IMMA used The Dean’s Blue Room for an away day for its programming team, which has inspired the partners to explore the idea of joint corporate offerings. “Taking time to experience and visit art allows the brain to work in a different way,” notes Flynn. “We will soon be introducing ‘Thinking Differently at The Dean’ – creative brainstorming for corporate business – all ‘workshopped’ with our friends at IMMA.”
The genuine interest shown in the partnership by front of house staff in both The Dean and IMMA is a particularly satisfying aspect of this pairing, which has helped to make it so collaborative.

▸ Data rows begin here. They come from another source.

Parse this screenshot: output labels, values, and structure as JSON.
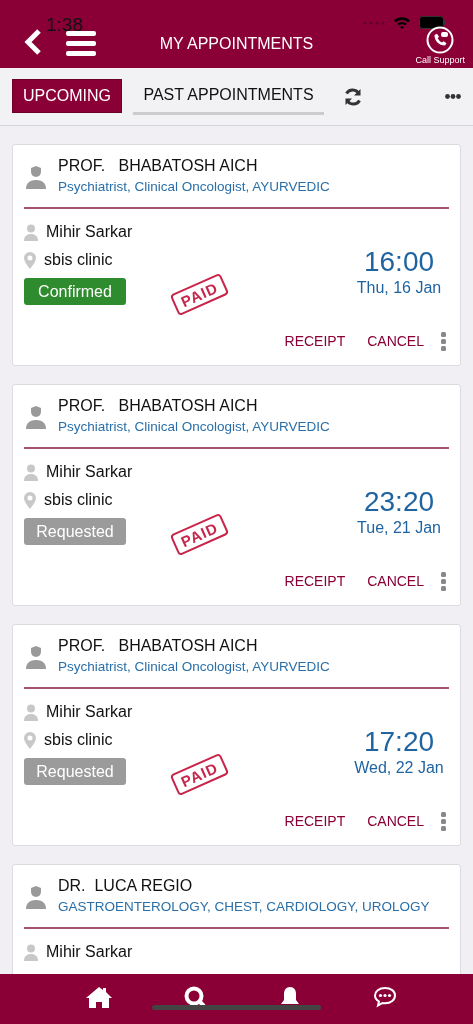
{
  "status_bar": {
    "time": "1:38"
  },
  "header": {
    "title": "MY APPOINTMENTS",
    "support_label": "Call Support"
  },
  "tabs": [
    {
      "label": "UPCOMING",
      "selected": true
    },
    {
      "label": "PAST APPOINTMENTS",
      "selected": false
    }
  ],
  "appointments": [
    {
      "doctor": "PROF.   BHABATOSH AICH",
      "specialty": "Psychiatrist, Clinical Oncologist, AYURVEDIC",
      "patient": "Mihir Sarkar",
      "clinic": "sbis clinic",
      "status": {
        "label": "Confirmed",
        "kind": "confirmed"
      },
      "stamp": "PAID",
      "time": "16:00",
      "date": "Thu, 16 Jan",
      "actions": [
        "RECEIPT",
        "CANCEL"
      ]
    },
    {
      "doctor": "PROF.   BHABATOSH AICH",
      "specialty": "Psychiatrist, Clinical Oncologist, AYURVEDIC",
      "patient": "Mihir Sarkar",
      "clinic": "sbis clinic",
      "status": {
        "label": "Requested",
        "kind": "requested"
      },
      "stamp": "PAID",
      "time": "23:20",
      "date": "Tue, 21 Jan",
      "actions": [
        "RECEIPT",
        "CANCEL"
      ]
    },
    {
      "doctor": "PROF.   BHABATOSH AICH",
      "specialty": "Psychiatrist, Clinical Oncologist, AYURVEDIC",
      "patient": "Mihir Sarkar",
      "clinic": "sbis clinic",
      "status": {
        "label": "Requested",
        "kind": "requested"
      },
      "stamp": "PAID",
      "time": "17:20",
      "date": "Wed, 22 Jan",
      "actions": [
        "RECEIPT",
        "CANCEL"
      ]
    },
    {
      "doctor": "DR.  LUCA REGIO",
      "specialty": "GASTROENTEROLOGY, CHEST, CARDIOLOGY, UROLOGY",
      "patient": "Mihir Sarkar"
    }
  ]
}
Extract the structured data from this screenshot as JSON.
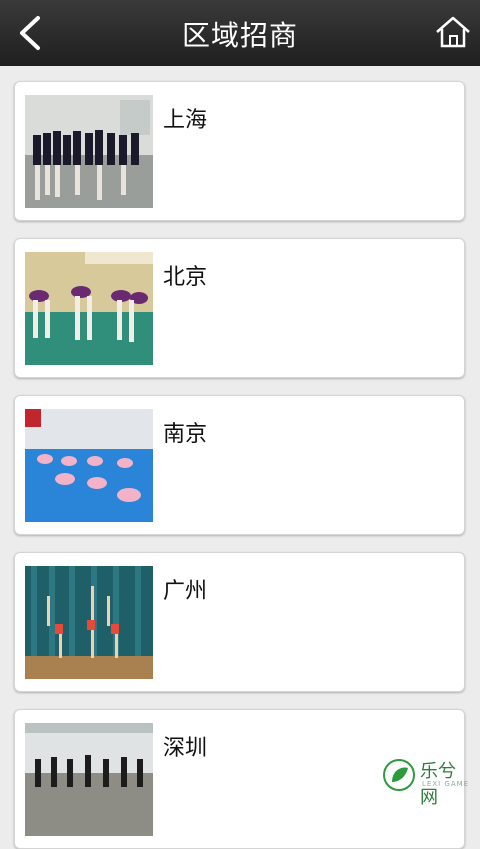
{
  "header": {
    "title": "区域招商"
  },
  "icons": {
    "back": "chevron-left-icon",
    "home": "home-icon"
  },
  "cards": [
    {
      "label": "上海"
    },
    {
      "label": "北京"
    },
    {
      "label": "南京"
    },
    {
      "label": "广州"
    },
    {
      "label": "深圳"
    }
  ],
  "watermark": {
    "text": "乐兮网",
    "sub": "LEXI GAME"
  }
}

“The Dean staff regularly come to our members’ evenings and familiarisation trips,” says Flynn. “Hearing from our visitor engagement team gives them the framework to talk about the art collection at the hotel in a wider context.”
“The knowledge and creativity of the IMMA team has taught us how to view the art on The Dean walls in an educated way and share that with our guests,” adds Kelly.
“The people we have working front-of-house are passionate about art anyway and naturally want to talk about it to guests. They wholeheartedly recommend IMMA to them. It is not something they feel they have to push.”
The partnership between The Dean and IMMA will continue until April 2018, with a view to an ongoing long-term collaboration.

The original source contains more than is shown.